Using spatial joins, I created a dataset of intersections between each tract and a five-mile buffer around its centroid. This is surprisingly fast, and gives results that are close to the reference solution:

inner_join(pop_within_5_mi, states) %>% 
  filter(pop_within_five != 0) %>% # this drops 18 or so tracts
  mutate(log_pop_within_five = log(pop_within_five)) %>% 
  group_by(state) %>% 
  summarise(avg_log_pop_within_five = mean(log_pop_within_five, na.rm = TRUE)) %>% 
  arrange(desc(avg_log_pop_within_five))
state avg_log_pop_within_five
District of Columbia 13.609898
New York 12.923677
New Jersey 12.561995
California 12.555172
Massachusetts 12.250144
Maryland 12.223699
Nevada 12.176492
Illinois 12.132436
Rhode Island 12.114554
Florida 11.989963
Puerto Rico 11.987275
Arizona 11.907076
Connecticut 11.885447
Pennsylvania 11.796463
Texas 11.743707
Hawaii 11.690124
Utah 11.684077
Colorado 11.679461
Virginia 11.669739
Ohio 11.669211
Washington 11.661034
Delaware 11.646092
Michigan 11.545489
Georgia 11.408529
Oregon 11.371397
Indiana 11.267387
Louisiana 11.249018
North Carolina 11.240352
Minnesota 11.188313
Tennessee 11.160029
Wisconsin 11.149746
Missouri 11.146195
South Carolina 11.056779
New Hampshire 10.935114
Kentucky 10.910523
Oklahoma 10.900421
Alabama 10.791752
New Mexico 10.750496
Nebraska 10.725683
Kansas 10.713352
Idaho 10.535197
West Virginia 10.445101
Arkansas 10.360037
Mississippi 10.343037
Iowa 10.298608
Maine 10.135474
Vermont 10.094946
Alaska 9.940388
Wyoming 9.773519
South Dakota 9.607456
Montana 9.514699
North Dakota 9.415500

one more alternative approach

Rather than intersecting tract boundaries with the five-mile buffer from their centroids, I tried using st_is_within_distance to join the data frame of tract centroids to itself.
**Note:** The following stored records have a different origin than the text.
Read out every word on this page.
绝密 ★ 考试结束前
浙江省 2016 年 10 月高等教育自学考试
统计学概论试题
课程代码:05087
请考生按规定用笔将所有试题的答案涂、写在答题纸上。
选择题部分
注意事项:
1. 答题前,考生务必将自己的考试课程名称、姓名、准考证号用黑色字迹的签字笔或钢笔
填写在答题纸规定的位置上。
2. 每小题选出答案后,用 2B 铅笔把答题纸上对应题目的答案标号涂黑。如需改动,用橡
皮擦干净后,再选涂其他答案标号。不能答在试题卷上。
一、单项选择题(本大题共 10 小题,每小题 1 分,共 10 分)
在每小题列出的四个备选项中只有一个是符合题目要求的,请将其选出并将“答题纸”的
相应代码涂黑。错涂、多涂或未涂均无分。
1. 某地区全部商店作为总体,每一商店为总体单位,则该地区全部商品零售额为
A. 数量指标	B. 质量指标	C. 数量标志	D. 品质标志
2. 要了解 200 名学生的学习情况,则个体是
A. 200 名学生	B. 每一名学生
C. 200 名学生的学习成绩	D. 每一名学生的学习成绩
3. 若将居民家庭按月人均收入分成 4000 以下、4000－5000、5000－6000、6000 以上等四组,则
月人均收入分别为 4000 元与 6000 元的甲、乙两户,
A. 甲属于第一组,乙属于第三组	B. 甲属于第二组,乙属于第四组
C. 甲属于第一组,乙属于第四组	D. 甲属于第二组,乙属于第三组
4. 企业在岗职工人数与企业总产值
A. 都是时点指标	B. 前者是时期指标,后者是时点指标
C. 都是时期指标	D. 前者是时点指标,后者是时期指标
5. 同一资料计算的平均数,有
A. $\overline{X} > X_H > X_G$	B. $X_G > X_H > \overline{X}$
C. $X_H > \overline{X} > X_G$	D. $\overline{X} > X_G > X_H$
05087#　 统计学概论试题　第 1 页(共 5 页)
Since no index is built, this is not as fast. It also gives results that match the reference less well. You can install the package from the centroid-self-join branch for a look at those.

how to get even closer?

fivethirtyeight do some tweaking of their index for tracts whose centroid is further than five miles away from other tract centroids:

For a census tract that is more than 5 miles away any other census tract (centroid to centroid), this number is decreased based on the minimum distance to the nearest census tract

I might be using the wrong projection for this kind of analysis.

There may be a better spatial join for expressing the relationship described in the article.